Still, I consider myself lucky, because so far the game hasn't crashed on me except for the first time I started it up. Maybe it's because I don't play for very long stretches. But there are a lot of silly glitches such as:
1) Flickering of certain objects in the background.
2) Borders of entryways, such as doors, have a particularly bright outlines at times.
3) Killed enemies stuttering and flickering about on the ground.
4) Objects or bodies being thrown in the air when you enter an area.
5) NPCs popping out from behind you and suddenly speaking to you when you are sneak mode. (That's a bit freaky and breaks the atmosphere.)
6) Enemies not responding to you even though you are in plain sight and sometimes, they don't even respond to you shooting at them.
The game feels unpolished as a result of these technical glitches, odd NPC behaviors and other misc. strangeness.
It is quite noticeable that character graphics are not improved and imho, it's a little worse. NPCs have rubber faces with eyes that have whites that seem all too white and bright -- it makes them look like zombies.
New Vegas' vast open desert is mostly empty compared to Fallout 3's post apocalyptic Washington DC. It's very different with the lack of cover, you just have to make do. It's unnerving to have to track through that openness when there are lots of dangers like wandering enemies and rad scorpions.
Gun combat is much improved. Now when you look down the sight of a gun, it feels like you are playing a proper FPS. I found that I didn't need to rely on VATS as much because of this. The new character traits feature seems pretty interesting for further customization of your character.
There is now a hardcore mode for those who find the game too easy and it's one I'll try after I finish the game once in normal mode.

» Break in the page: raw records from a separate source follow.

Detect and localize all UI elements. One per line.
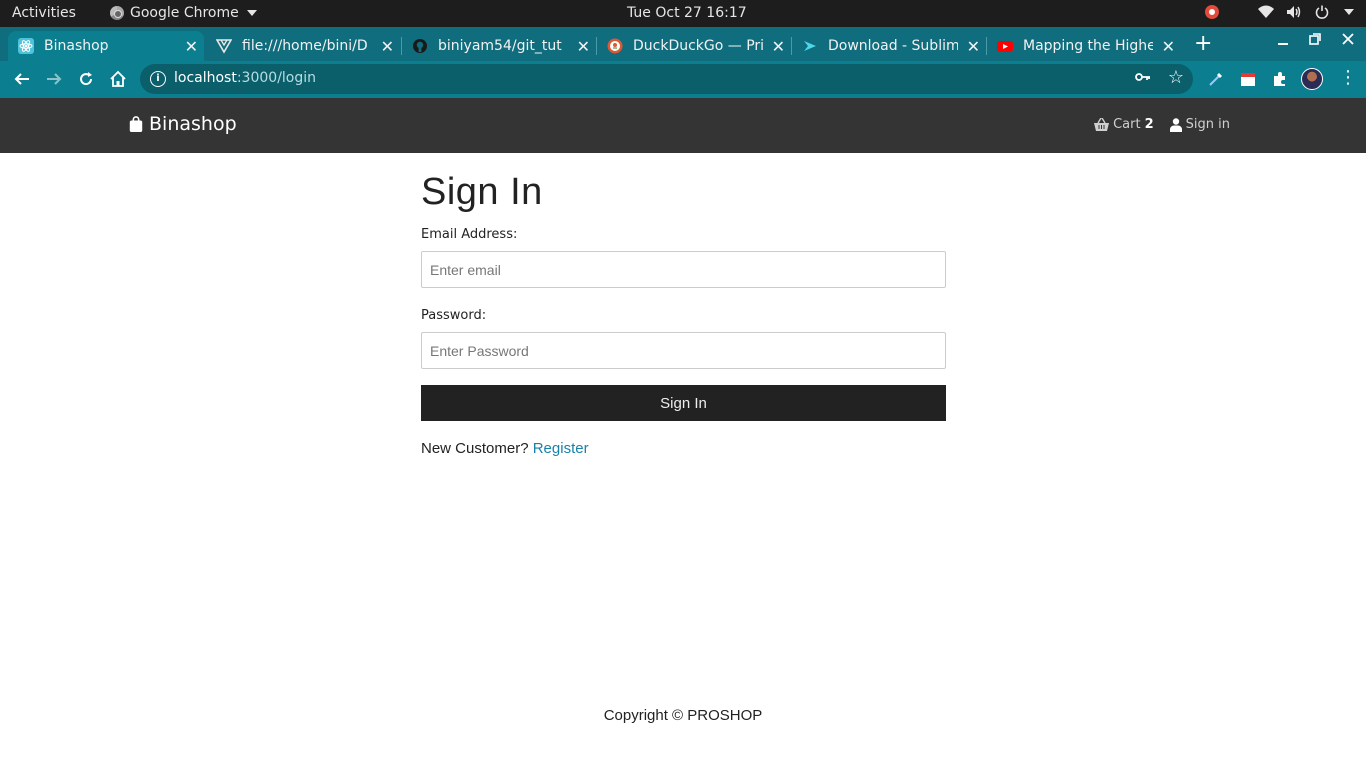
caret-down-icon: [1344, 9, 1354, 15]
more-menu-icon[interactable]: ⋮: [1339, 69, 1357, 87]
system-tray[interactable]: [1204, 4, 1354, 20]
duckduckgo-icon: [607, 38, 623, 54]
signin-form: Sign In Email Address: Password: Sign In…: [421, 153, 946, 457]
close-icon[interactable]: ✕: [967, 37, 980, 56]
user-icon: [1169, 117, 1182, 132]
tab-title: DuckDuckGo — Pri: [633, 38, 763, 54]
restore-icon[interactable]: [1307, 33, 1323, 49]
chrome-icon: [110, 6, 124, 20]
close-icon[interactable]: ✕: [772, 37, 785, 56]
clock[interactable]: Tue Oct 27 16:17: [627, 5, 747, 21]
email-field[interactable]: [421, 251, 946, 288]
extensions-puzzle-icon[interactable]: [1270, 69, 1290, 89]
page-title: Sign In: [421, 171, 543, 213]
tab-file[interactable]: file:///home/bini/D ✕: [206, 31, 400, 61]
app-menu[interactable]: Google Chrome: [110, 5, 257, 21]
url-text[interactable]: localhost:3000/login: [174, 70, 316, 86]
tab-title: biniyam54/git_tut: [438, 38, 562, 54]
close-icon[interactable]: ✕: [577, 37, 590, 56]
register-line: New Customer? Register: [421, 440, 946, 457]
github-icon: [412, 38, 428, 54]
new-tab-button[interactable]: +: [1194, 31, 1212, 56]
close-icon[interactable]: ✕: [1162, 37, 1175, 56]
register-link[interactable]: Register: [533, 440, 589, 457]
close-window-icon[interactable]: [1340, 33, 1356, 49]
tab-title: file:///home/bini/D: [242, 38, 368, 54]
caret-down-icon: [246, 10, 257, 16]
tab-sublime[interactable]: Download - Sublim ✕: [792, 31, 986, 61]
footer-copyright: Copyright © PROSHOP: [603, 707, 763, 724]
close-icon[interactable]: ✕: [381, 37, 394, 56]
volume-icon[interactable]: [1286, 4, 1302, 20]
color-picker-extension-icon[interactable]: [1206, 69, 1226, 89]
reload-button[interactable]: [76, 69, 96, 89]
brand-name: Binashop: [149, 113, 237, 135]
home-button[interactable]: [108, 69, 128, 89]
tab-duckduckgo[interactable]: DuckDuckGo — Pri ✕: [597, 31, 791, 61]
info-icon[interactable]: i: [150, 71, 166, 87]
tab-title: Mapping the Highe: [1023, 38, 1153, 54]
youtube-icon: [997, 38, 1013, 54]
new-customer-text: New Customer?: [421, 440, 529, 457]
close-icon[interactable]: ✕: [185, 37, 198, 56]
calendar-extension-icon[interactable]: [1238, 69, 1258, 89]
tab-title: Binashop: [44, 38, 109, 54]
tab-title: Download - Sublim: [828, 38, 958, 54]
shopping-bag-icon: [129, 116, 143, 132]
profile-avatar[interactable]: [1301, 68, 1323, 90]
shopping-basket-icon: [1094, 118, 1110, 131]
vue-icon: [216, 38, 232, 54]
forward-button[interactable]: [44, 69, 64, 89]
app-menu-label: Google Chrome: [130, 5, 239, 21]
cart-link[interactable]: Cart 2: [1094, 117, 1154, 132]
signin-submit-button[interactable]: Sign In: [421, 385, 946, 421]
cart-count: 2: [1144, 117, 1154, 132]
password-label: Password:: [421, 308, 487, 323]
tab-youtube[interactable]: Mapping the Highe ✕: [987, 31, 1181, 61]
signin-label: Sign in: [1185, 117, 1230, 132]
tab-strip: Binashop ✕ file:///home/bini/D ✕ biniyam…: [0, 27, 1366, 61]
activities-button[interactable]: Activities: [12, 5, 76, 21]
key-icon[interactable]: [1135, 71, 1151, 87]
app-navbar: Binashop Cart 2 Sign in: [0, 98, 1366, 153]
sublime-icon: [802, 38, 818, 54]
system-top-bar: Activities Google Chrome Tue Oct 27 16:1…: [0, 0, 1366, 27]
back-button[interactable]: [12, 69, 32, 89]
wifi-icon[interactable]: [1258, 4, 1274, 20]
tab-binashop[interactable]: Binashop ✕: [8, 31, 204, 61]
address-bar[interactable]: i localhost:3000/login ☆: [140, 64, 1193, 94]
minimize-icon[interactable]: [1275, 33, 1291, 49]
password-field[interactable]: [421, 332, 946, 369]
bookmark-star-icon[interactable]: ☆: [1168, 67, 1184, 88]
brand-link[interactable]: Binashop: [128, 113, 237, 135]
browser-toolbar: i localhost:3000/login ☆: [0, 61, 1366, 98]
cart-label: Cart: [1113, 117, 1141, 132]
tab-github[interactable]: biniyam54/git_tut ✕: [402, 31, 596, 61]
record-indicator-icon[interactable]: [1204, 4, 1220, 20]
email-label: Email Address:: [421, 227, 518, 242]
signin-link[interactable]: Sign in: [1169, 117, 1230, 132]
react-icon: [18, 38, 34, 54]
power-icon[interactable]: [1314, 4, 1330, 20]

In this mode, ammo will have weight, stimpacks don't fix broken limbs, and you have to eat and drink to sustain yourself.
About the main story and missions -- there isn't a great sense of urgency and the game starts out a little slow. At certain dialogue points, I felt that the game becomes way too scripted and doesn't give you enough ways to solve a problem. And now, with the probabilty of success based on the required skill plainly displayed, you wouldn't even have the urge to give it a try at all. (Whose dumb idea was it to have that displayed?)
In conclusion, open world rpg fans will still be pleased with the huge space to explore but if they have played Oblivion and Fallout 3, it's likely they will feel a little disappointed by this bug ridden release.